So, you just finished building your history-changing addon for MediaMonkey and are ready to share it with the world. The only thing left to do is to zip it and... HOLD ON! Why should you, of all people, have to do that? Every keystroke that flows from your porcelain-like fingertips is a gift to the world, there is no reason to waste this endless potential on laborious and time-intensive tasks like zipping a bunch of files when you can instead command the POWER OF THE INTERNET to do it for you!
(But honestly, woudn't it be cool if github could automatically create a new release containing a finished mmip everytime you check in new code?)
In the guide below we'll set up an automated workflow with github actions that takes all the files in your addon, creates an mmip, and attaches it to a (draft) release in the repository whenever you merge something to master.
- A github repository containing your addon
- A valid info.json file
To set up your pipeline, go to your repository and open the Actions tab. You will be presented with a list of premade workflows, ignore them an click on set up a workflow yourself at the top of the list. The workflow editor will open, containing a generic template. Remove all of it and replace it with the contents of PipelineExample.yml in this repository.
Update the value of the EXTENSIONS_FILE_NAME variable in the env section in the beginning of the template from MyAddon to the name of your addon. Whatever you set here will later be used as file name for the generated .mmip file:
The pipeline assumes that all addon files are in the repository root, if they are in a subdirectory make sure to update all relevant instances of ${{ github.workspace }} accordingly. If the path to, say, info.json is /src/info.json, the corresponding path in the pipeline would be ${{ github.workspace }}/src/info.json.
That's it, we're done. Hit the Start commit button in the top right corner of the window and commit the file either directly to master or into a new branch to merge it from there. Once the file is merged into master, reopen the Actions tab. You will see a (still empty) list of workflow runs. A few seconds later, the first pipeline run will show up. If you click the run, a page with some general information and list of published artifacts will open:
By clicking the build job you can also see the full build log or see live progress of the build if it's still running:
After the build is finished, open the releases section of the repository. It will contain a new draft release with the finished mmip as attachment.
Congratulations, you just configured github to automatically build addon!
There are detailed explanations for each step in PipelineExample.yml, but the tl;dr is that the pipeline spins up a new github-hosted agent, clones your repository, does some file cleanup and parsing magic, and finally zips all contents of the repository into an mmip file which is then uploaded to a new draft release in the repository. Depending on how big your addon is, the workflow should take around 30 - 60 seconds to finish. Also see here for an introduction to github actions.
Checkout the repositories for CodeMonkey and Addon Menu which are using the pipeline from this example.
Yes, and now you can automate them. You are welcome. Should you really dislike the idea of building stuff in the cloud, have a look at pack-mmip which is a shorthand script to pack an mmip offline. Also, you are probably not reading this guide in the first place.

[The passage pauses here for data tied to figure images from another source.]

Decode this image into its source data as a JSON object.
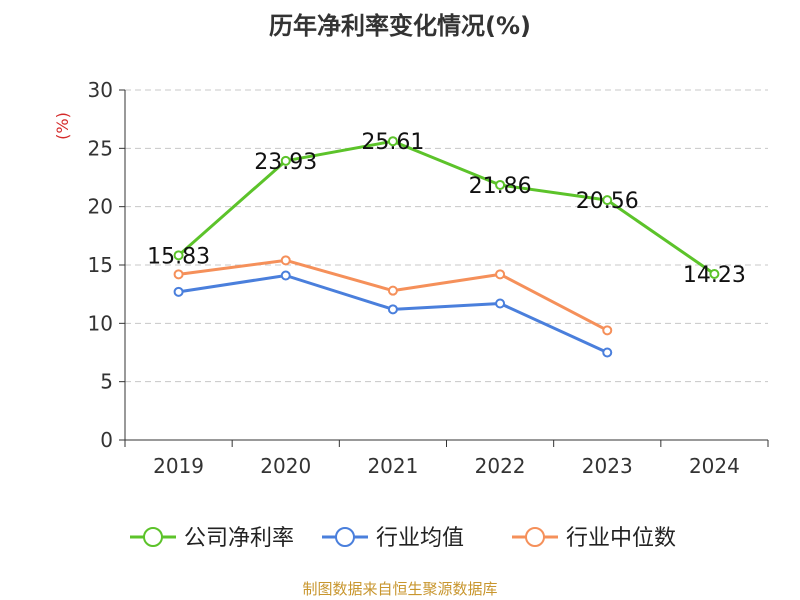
{
  "chart_data": {
    "type": "line",
    "title": "历年净利率变化情况(%)",
    "ylabel": "(%)",
    "categories": [
      "2019",
      "2020",
      "2021",
      "2022",
      "2023",
      "2024"
    ],
    "ylim": [
      0,
      30
    ],
    "yticks": [
      0,
      5,
      10,
      15,
      20,
      25,
      30
    ],
    "grid": true,
    "legend": "bottom",
    "series": [
      {
        "name": "公司净利率",
        "color": "#5cc32a",
        "values": [
          15.83,
          23.93,
          25.61,
          21.86,
          20.56,
          14.23
        ],
        "labels": [
          "15.83",
          "23.93",
          "25.61",
          "21.86",
          "20.56",
          "14.23"
        ]
      },
      {
        "name": "行业均值",
        "color": "#4a7fdc",
        "values": [
          12.7,
          14.1,
          11.2,
          11.7,
          7.5,
          null
        ]
      },
      {
        "name": "行业中位数",
        "color": "#f5905a",
        "values": [
          14.2,
          15.4,
          12.8,
          14.2,
          9.4,
          null
        ]
      }
    ]
  },
  "source": {
    "text": "制图数据来自恒生聚源数据库",
    "color": "#c8962e"
  },
  "colors": {
    "ylabel": "#d42a2a",
    "axis": "#333333",
    "grid": "#c8c8c8"
  }
}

During the build the pipeline will automatically read the version property from the addon's info.json file. The major and minor version are left as-is, while the patch version is updated to match the build number of the last pipeline run, e.g. if the version property in your info.json is set to '2.1.0' the first build will generate an mmip with version number 2.1.1, the second build will have version number 2.1.2 and so on. Github automatically tracks these build numbers in the background, so you can be sure that the each created mmip will always have a higher version number than all previous ones, therefore preventing collisions with already released versions.
With a free github account you get a monthly allocation of free computing minutes. Unless you have several hundred commits a day, each day a month, you will not hit that limit. And if you still manage to do it somehow, worst case scenario is that you won't be able to run pipelines until the following month. See here fore more details about the monthly limits and usage calculation.